For Manis Hatler, who still lives on the site, Thursday’s findings were proof positive for the archaeologist who led the dig team that uncovered the mastodon under the field — Gustafson.
Gustafson, one of the scientists who wrote the Science journal article, was finally recognized after 34 years and new technologies verified his findings.
“The techniques weren’t available in the ’70s or ’80s, so when Mike called, I was tickled pink,” Gustafson, retired from WSU for 12 years now, said of Michael Waters, an archaeologist at Texas A&M University who contacted him about three years ago, offering to use CT scanning at Texas A&M to get a close-up view of the buried bone point.
That helped them conclude the point was 10 inches long and had been sharpened, said Gustafson, who dug on the Manis site from 1977 to 1985, taking a year off in 1984.
Gustafson said he left the site knowing full well then what he had found.
“At that time, my conclusion was I thought there couldn’t be any other way, that this was human caused,” he said.
For the most recent study, Gustafson said, he “provided background informatio, and the bones and all the wherewithal to get started.”
Excavation team
Gustafson recalled that his excavation team, which included his son, Brad, who was 12 at the time, did not use metal tools so as not to damage the bones they uncovered then washed down to reveal their remaining framework.
The team also included 12 to 14 WSU students, and Gustafson said he gave 15 lectures the first year he was at the farm site.
He said he also hired a person to operate a laboratory in the Manis garage.
“At our site, we had 14,000 calendar years of deposits, and we had to track the layers of the ground,” he said.
From what he surmised, the dead mastodon was lying in 2 to 3 feet of water, “and they took what they could get and moved it up-slope” using stone tools to cut through the meat.
Gustafson has been retired from WSU for 13 years but said his studies will not end with the Manis mastodon.
Other artifacts
He said he has other findings and different bone artifacts from the Manis site that he has not reported.

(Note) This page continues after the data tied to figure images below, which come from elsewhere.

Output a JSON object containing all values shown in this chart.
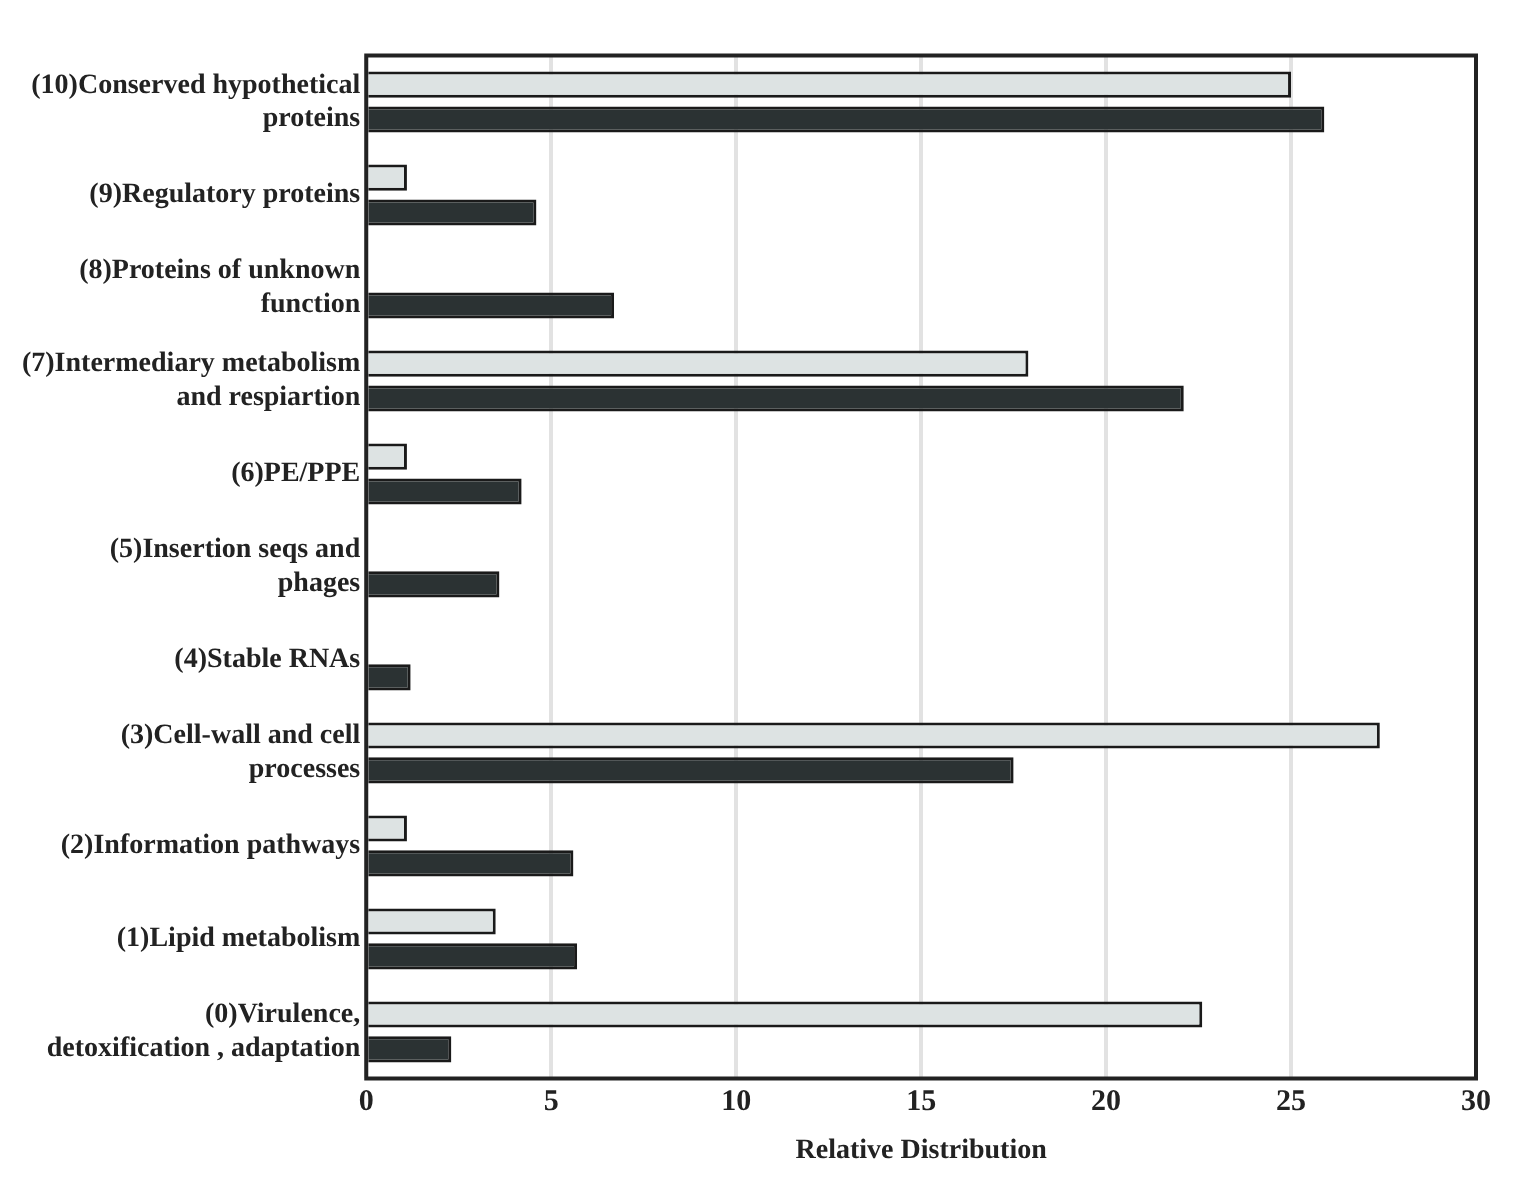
{
  "chart_data": {
    "type": "bar",
    "orientation": "horizontal",
    "xlabel": "Relative Distribution",
    "categories": [
      "(10)Conserved hypothetical proteins",
      "(9)Regulatory proteins",
      "(8)Proteins of unknown function",
      "(7)Intermediary metabolism and respiartion",
      "(6)PE/PPE",
      "(5)Insertion seqs and phages",
      "(4)Stable RNAs",
      "(3)Cell-wall and cell processes",
      "(2)Information pathways",
      "(1)Lipid metabolism",
      "(0)Virulence, detoxification , adaptation"
    ],
    "series": [
      {
        "color": "#dde3e3",
        "values": [
          25.0,
          1.1,
          0,
          17.9,
          1.1,
          0,
          0,
          27.4,
          1.1,
          3.5,
          22.6
        ]
      },
      {
        "color": "#2b3233",
        "values": [
          25.9,
          4.6,
          6.7,
          22.1,
          4.2,
          3.6,
          1.2,
          17.5,
          5.6,
          5.7,
          2.3
        ]
      }
    ],
    "xlim": [
      0,
      30
    ],
    "xticks": [
      0,
      5,
      10,
      15,
      20,
      25,
      30
    ],
    "grid": "x",
    "legend": false
  }
}
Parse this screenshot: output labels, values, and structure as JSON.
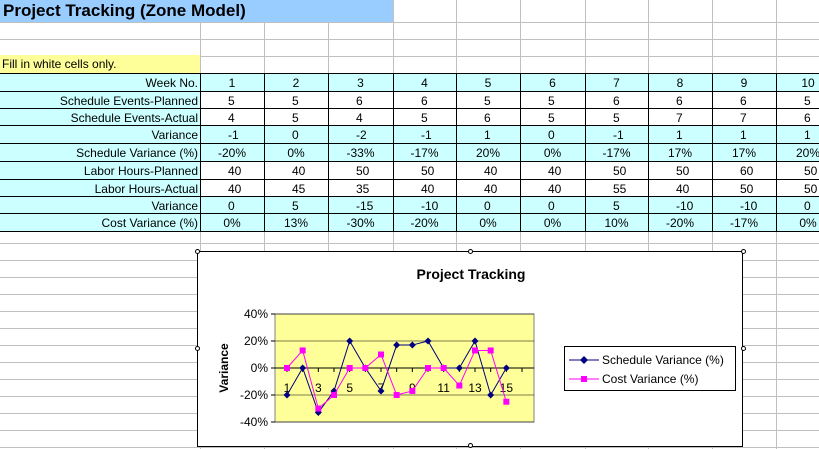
{
  "sheet": {
    "title": "Project Tracking (Zone Model)",
    "hint": "Fill in white cells only."
  },
  "table": {
    "header_label": "Week No.",
    "weeks": [
      "1",
      "2",
      "3",
      "4",
      "5",
      "6",
      "7",
      "8",
      "9",
      "10"
    ],
    "rows": [
      {
        "label": "Schedule Events-Planned",
        "values": [
          "5",
          "5",
          "6",
          "6",
          "5",
          "5",
          "6",
          "6",
          "6",
          "5"
        ],
        "fill": "white"
      },
      {
        "label": "Schedule Events-Actual",
        "values": [
          "4",
          "5",
          "4",
          "5",
          "6",
          "5",
          "5",
          "7",
          "7",
          "6"
        ],
        "fill": "white"
      },
      {
        "label": "Variance",
        "values": [
          "-1",
          "0",
          "-2",
          "-1",
          "1",
          "0",
          "-1",
          "1",
          "1",
          "1"
        ],
        "fill": "cyan"
      },
      {
        "label": "Schedule Variance (%)",
        "values": [
          "-20%",
          "0%",
          "-33%",
          "-17%",
          "20%",
          "0%",
          "-17%",
          "17%",
          "17%",
          "20%"
        ],
        "fill": "cyan"
      },
      {
        "label": "Labor Hours-Planned",
        "values": [
          "40",
          "40",
          "50",
          "50",
          "40",
          "40",
          "50",
          "50",
          "60",
          "50"
        ],
        "fill": "white"
      },
      {
        "label": "Labor Hours-Actual",
        "values": [
          "40",
          "45",
          "35",
          "40",
          "40",
          "40",
          "55",
          "40",
          "50",
          "50"
        ],
        "fill": "white"
      },
      {
        "label": "Variance",
        "values": [
          "0",
          "5",
          "-15",
          "-10",
          "0",
          "0",
          "5",
          "-10",
          "-10",
          "0"
        ],
        "fill": "cyan"
      },
      {
        "label": "Cost Variance (%)",
        "values": [
          "0%",
          "13%",
          "-30%",
          "-20%",
          "0%",
          "0%",
          "10%",
          "-20%",
          "-17%",
          "0%"
        ],
        "fill": "cyan"
      }
    ]
  },
  "colors": {
    "cyan": "#ccffff",
    "title_bg": "#99ccff",
    "hint_bg": "#ffff99",
    "plot_bg": "#ffff99",
    "schedule": "#000080",
    "cost": "#ff00ff"
  },
  "chart_data": {
    "type": "line",
    "title": "Project Tracking",
    "ylabel": "Variance",
    "xlabel": "",
    "ylim": [
      -0.4,
      0.4
    ],
    "yticks": [
      "40%",
      "20%",
      "0%",
      "-20%",
      "-40%"
    ],
    "xtick_labels": [
      "1",
      "3",
      "5",
      "7",
      "9",
      "11",
      "13",
      "15"
    ],
    "x": [
      1,
      2,
      3,
      4,
      5,
      6,
      7,
      8,
      9,
      10,
      11,
      12,
      13,
      14,
      15,
      16
    ],
    "series": [
      {
        "name": "Schedule Variance (%)",
        "values": [
          -0.2,
          0.0,
          -0.33,
          -0.17,
          0.2,
          0.0,
          -0.17,
          0.17,
          0.17,
          0.2,
          0.0,
          0.0,
          0.2,
          -0.2,
          0.0,
          null
        ]
      },
      {
        "name": "Cost Variance (%)",
        "values": [
          0.0,
          0.13,
          -0.3,
          -0.2,
          0.0,
          0.0,
          0.1,
          -0.2,
          -0.17,
          0.0,
          0.0,
          -0.13,
          0.13,
          0.13,
          -0.25,
          null
        ]
      }
    ],
    "legend": "right",
    "grid": true
  }
}
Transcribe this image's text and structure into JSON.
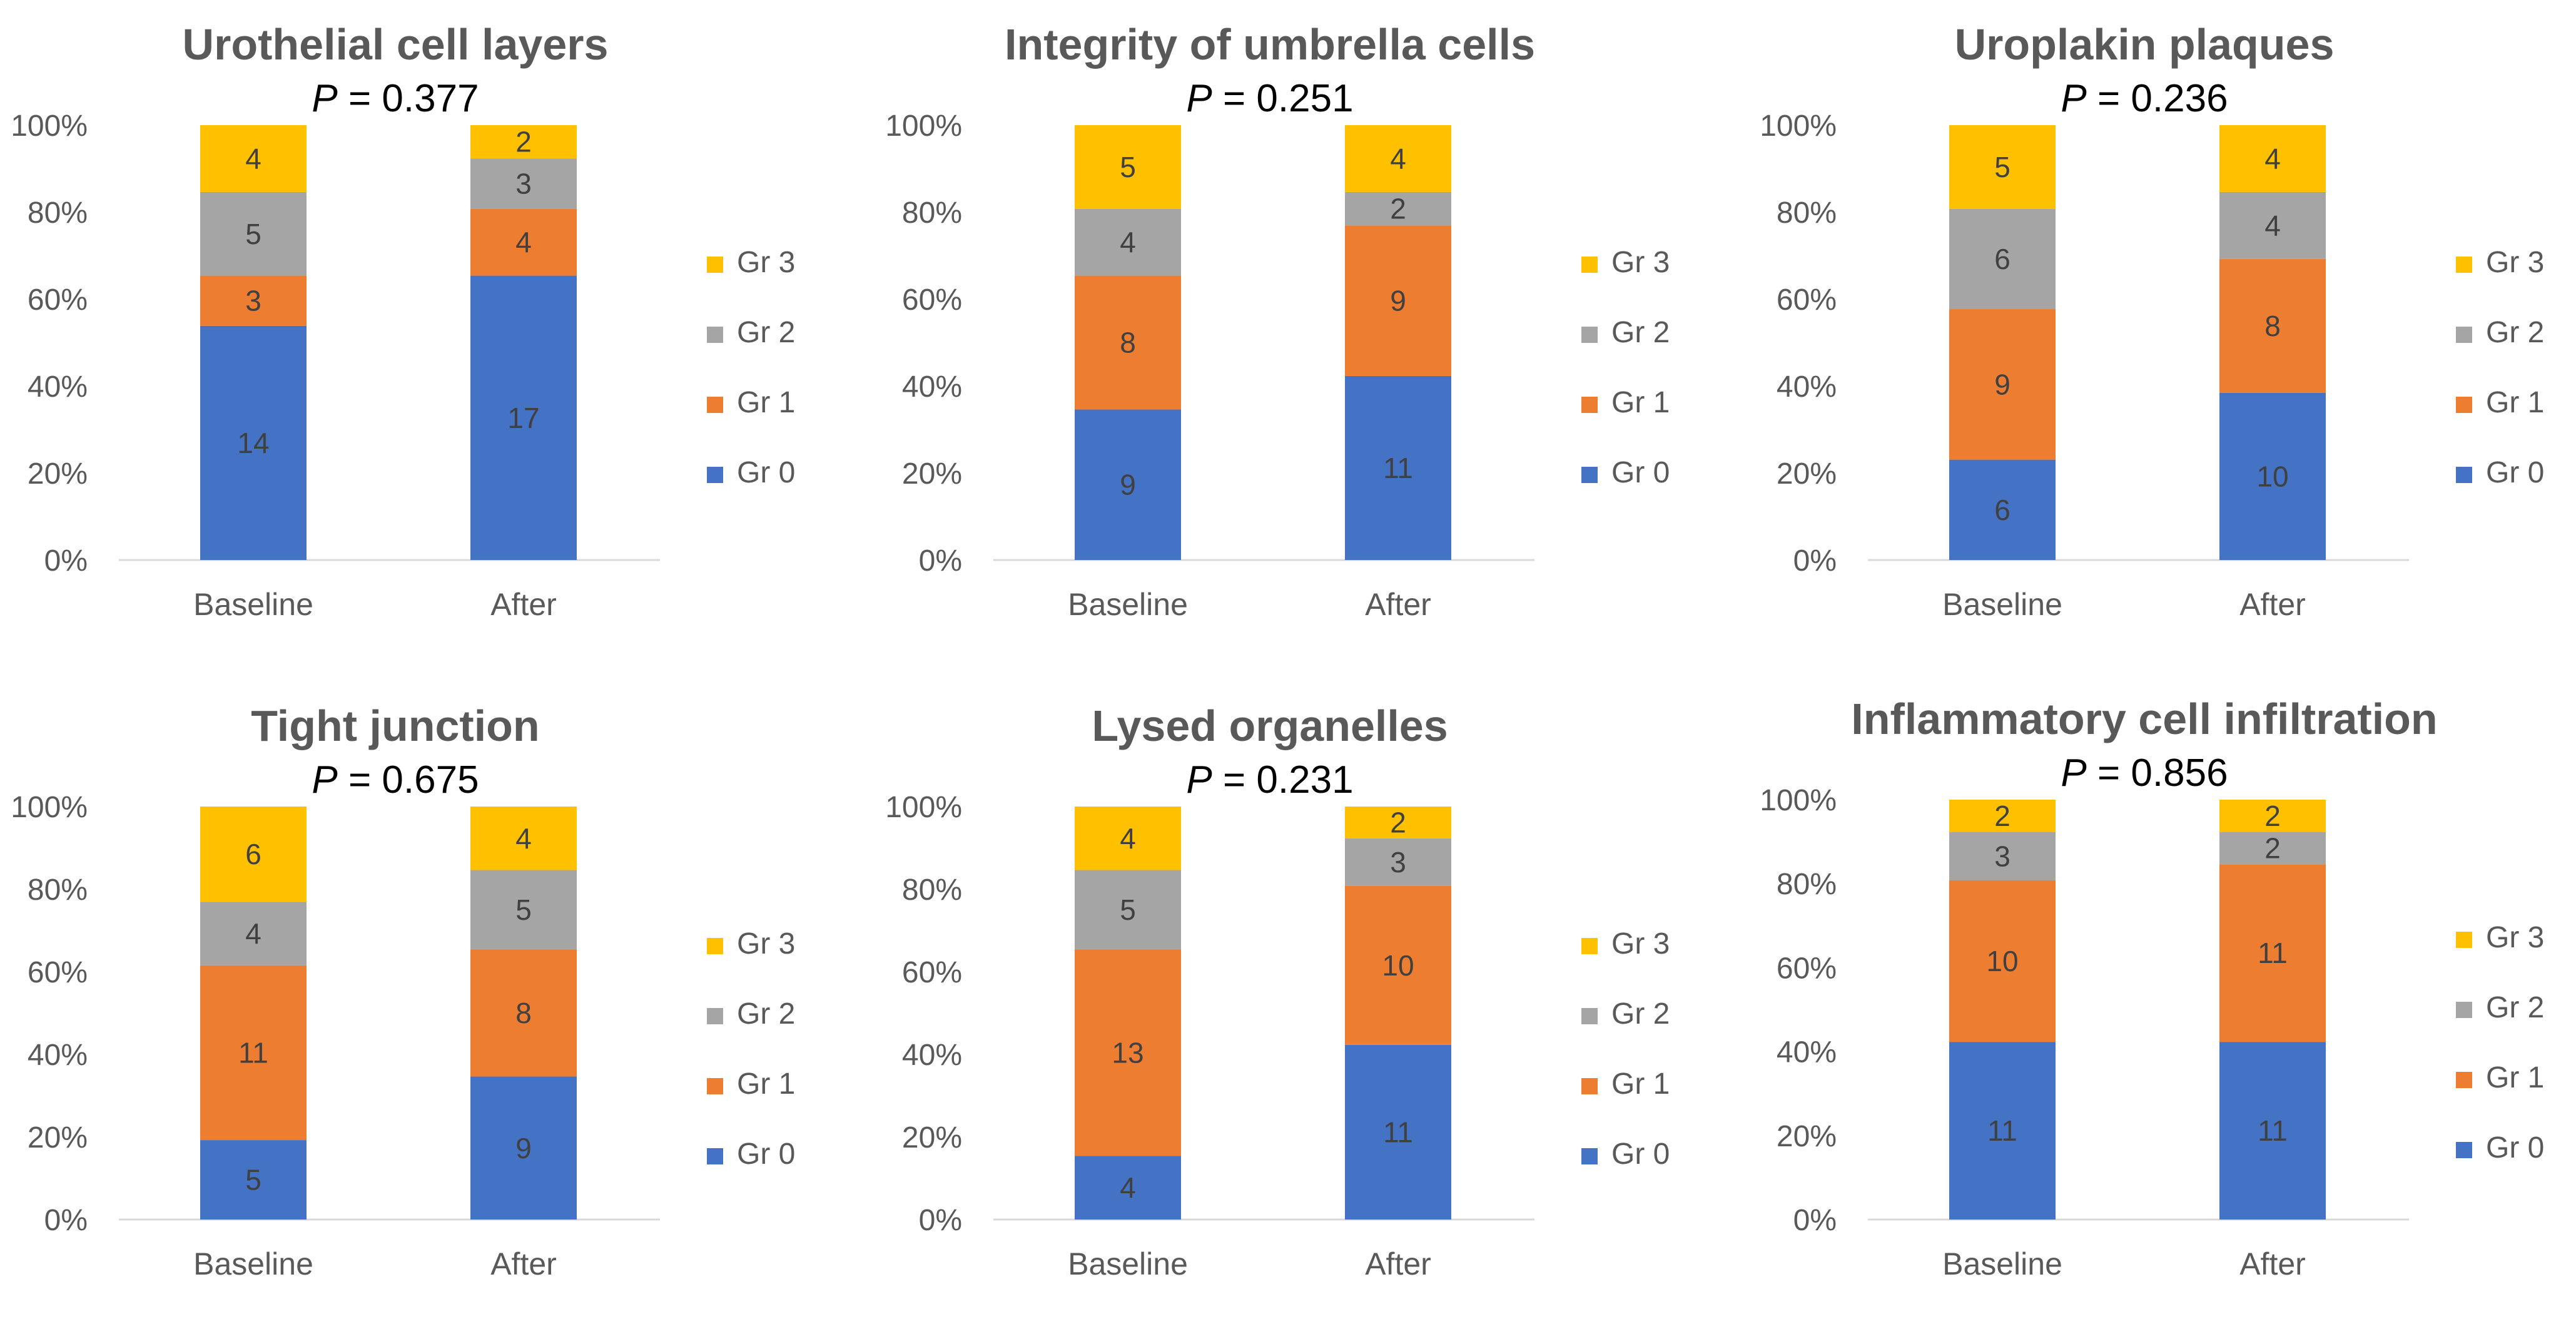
{
  "chart_data": [
    {
      "type": "bar",
      "stacked": "percent",
      "title": "Urothelial cell layers",
      "p_label": "P",
      "p_value": "= 0.377",
      "categories": [
        "Baseline",
        "After"
      ],
      "series": [
        {
          "name": "Gr 0",
          "values": [
            14,
            17
          ]
        },
        {
          "name": "Gr 1",
          "values": [
            3,
            4
          ]
        },
        {
          "name": "Gr 2",
          "values": [
            5,
            3
          ]
        },
        {
          "name": "Gr 3",
          "values": [
            4,
            2
          ]
        }
      ],
      "yticks": [
        "0%",
        "20%",
        "40%",
        "60%",
        "80%",
        "100%"
      ],
      "legend": "right",
      "grid": false
    },
    {
      "type": "bar",
      "stacked": "percent",
      "title": "Integrity of umbrella cells",
      "p_label": "P",
      "p_value": "= 0.251",
      "categories": [
        "Baseline",
        "After"
      ],
      "series": [
        {
          "name": "Gr 0",
          "values": [
            9,
            11
          ]
        },
        {
          "name": "Gr 1",
          "values": [
            8,
            9
          ]
        },
        {
          "name": "Gr 2",
          "values": [
            4,
            2
          ]
        },
        {
          "name": "Gr 3",
          "values": [
            5,
            4
          ]
        }
      ],
      "yticks": [
        "0%",
        "20%",
        "40%",
        "60%",
        "80%",
        "100%"
      ],
      "legend": "right",
      "grid": false
    },
    {
      "type": "bar",
      "stacked": "percent",
      "title": "Uroplakin plaques",
      "p_label": "P",
      "p_value": "= 0.236",
      "categories": [
        "Baseline",
        "After"
      ],
      "series": [
        {
          "name": "Gr 0",
          "values": [
            6,
            10
          ]
        },
        {
          "name": "Gr 1",
          "values": [
            9,
            8
          ]
        },
        {
          "name": "Gr 2",
          "values": [
            6,
            4
          ]
        },
        {
          "name": "Gr 3",
          "values": [
            5,
            4
          ]
        }
      ],
      "yticks": [
        "0%",
        "20%",
        "40%",
        "60%",
        "80%",
        "100%"
      ],
      "legend": "right",
      "grid": false
    },
    {
      "type": "bar",
      "stacked": "percent",
      "title": "Tight junction",
      "p_label": "P",
      "p_value": "= 0.675",
      "categories": [
        "Baseline",
        "After"
      ],
      "series": [
        {
          "name": "Gr 0",
          "values": [
            5,
            9
          ]
        },
        {
          "name": "Gr 1",
          "values": [
            11,
            8
          ]
        },
        {
          "name": "Gr 2",
          "values": [
            4,
            5
          ]
        },
        {
          "name": "Gr 3",
          "values": [
            6,
            4
          ]
        }
      ],
      "yticks": [
        "0%",
        "20%",
        "40%",
        "60%",
        "80%",
        "100%"
      ],
      "legend": "right",
      "grid": false
    },
    {
      "type": "bar",
      "stacked": "percent",
      "title": "Lysed organelles",
      "p_label": "P",
      "p_value": "= 0.231",
      "categories": [
        "Baseline",
        "After"
      ],
      "series": [
        {
          "name": "Gr 0",
          "values": [
            4,
            11
          ]
        },
        {
          "name": "Gr 1",
          "values": [
            13,
            10
          ]
        },
        {
          "name": "Gr 2",
          "values": [
            5,
            3
          ]
        },
        {
          "name": "Gr 3",
          "values": [
            4,
            2
          ]
        }
      ],
      "yticks": [
        "0%",
        "20%",
        "40%",
        "60%",
        "80%",
        "100%"
      ],
      "legend": "right",
      "grid": false
    },
    {
      "type": "bar",
      "stacked": "percent",
      "title": "Inflammatory cell infiltration",
      "p_label": "P",
      "p_value": "= 0.856",
      "categories": [
        "Baseline",
        "After"
      ],
      "series": [
        {
          "name": "Gr 0",
          "values": [
            11,
            11
          ]
        },
        {
          "name": "Gr 1",
          "values": [
            10,
            11
          ]
        },
        {
          "name": "Gr 2",
          "values": [
            3,
            2
          ]
        },
        {
          "name": "Gr 3",
          "values": [
            2,
            2
          ]
        }
      ],
      "yticks": [
        "0%",
        "20%",
        "40%",
        "60%",
        "80%",
        "100%"
      ],
      "legend": "right",
      "grid": false
    }
  ],
  "colors": {
    "Gr 0": "#4472C4",
    "Gr 1": "#ED7D31",
    "Gr 2": "#A5A5A5",
    "Gr 3": "#FFC000",
    "axis": "#D9D9D9"
  }
}
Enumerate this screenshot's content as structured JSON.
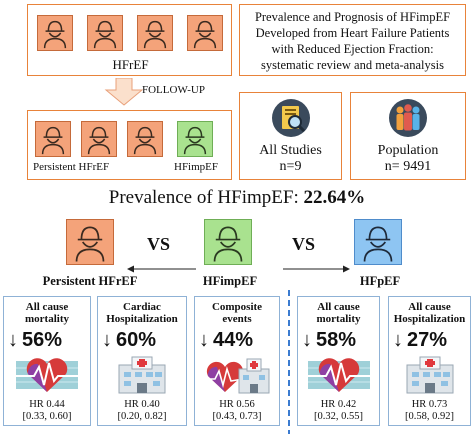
{
  "top": {
    "hfref_label": "HFrEF",
    "follow_up": "FOLLOW-UP",
    "persistent_label": "Persistent HFrEF",
    "hfimpef_label": "HFimpEF",
    "title_lines": [
      "Prevalence and Prognosis of HFimpEF",
      "Developed from Heart Failure Patients",
      "with Reduced Ejection Fraction:",
      "systematic review and meta-analysis"
    ],
    "studies": {
      "label": "All Studies",
      "value": "n=9"
    },
    "population": {
      "label": "Population",
      "value": "n= 9491"
    }
  },
  "prevalence": {
    "prefix": "Prevalence of HFimpEF: ",
    "value": "22.64%"
  },
  "comparison": {
    "vs": "VS",
    "left": "Persistent HFrEF",
    "middle": "HFimpEF",
    "right": "HFpEF"
  },
  "cards": [
    {
      "title": "All cause mortality",
      "arrow": "↓",
      "pct": "56%",
      "icon": "heart-icon",
      "hr": "HR 0.44",
      "ci": "[0.33, 0.60]"
    },
    {
      "title": "Cardiac Hospitalization",
      "arrow": "↓",
      "pct": "60%",
      "icon": "hospital-icon",
      "hr": "HR 0.40",
      "ci": "[0.20, 0.82]"
    },
    {
      "title": "Composite events",
      "arrow": "↓",
      "pct": "44%",
      "icon": "heart-hospital-icon",
      "hr": "HR 0.56",
      "ci": "[0.43, 0.73]"
    },
    {
      "title": "All cause mortality",
      "arrow": "↓",
      "pct": "58%",
      "icon": "heart-icon",
      "hr": "HR 0.42",
      "ci": "[0.32, 0.55]"
    },
    {
      "title": "All cause Hospitalization",
      "arrow": "↓",
      "pct": "27%",
      "icon": "hospital-icon",
      "hr": "HR 0.73",
      "ci": "[0.58, 0.92]"
    }
  ],
  "colors": {
    "orange": "#e8833a",
    "orange_fill": "#f4a37a",
    "green_fill": "#a9e28f",
    "blue_fill": "#8ec5f2",
    "card_border": "#8fb2d6",
    "divider": "#3b7bd0"
  }
}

He said he has at least six to eight sets of “what appeared to be bones that were worked by humans, and I’m calling those artifacts.
“Before this [article], nobody would believe these were artifacts.”
He also is working with the archaeological team studying bison remains found at Ayer Pond on Orcas Island.
Besides the mastodon, he said he found the remains of six bison on the Manis site and hoped to compare his remains with those found on Orcas.
The bison remains discovered were creatures that were far larger than today’s buffalo, weighing up to 2,000 pounds.
“They look exactly like stuff we have here that dates back that far,” he said.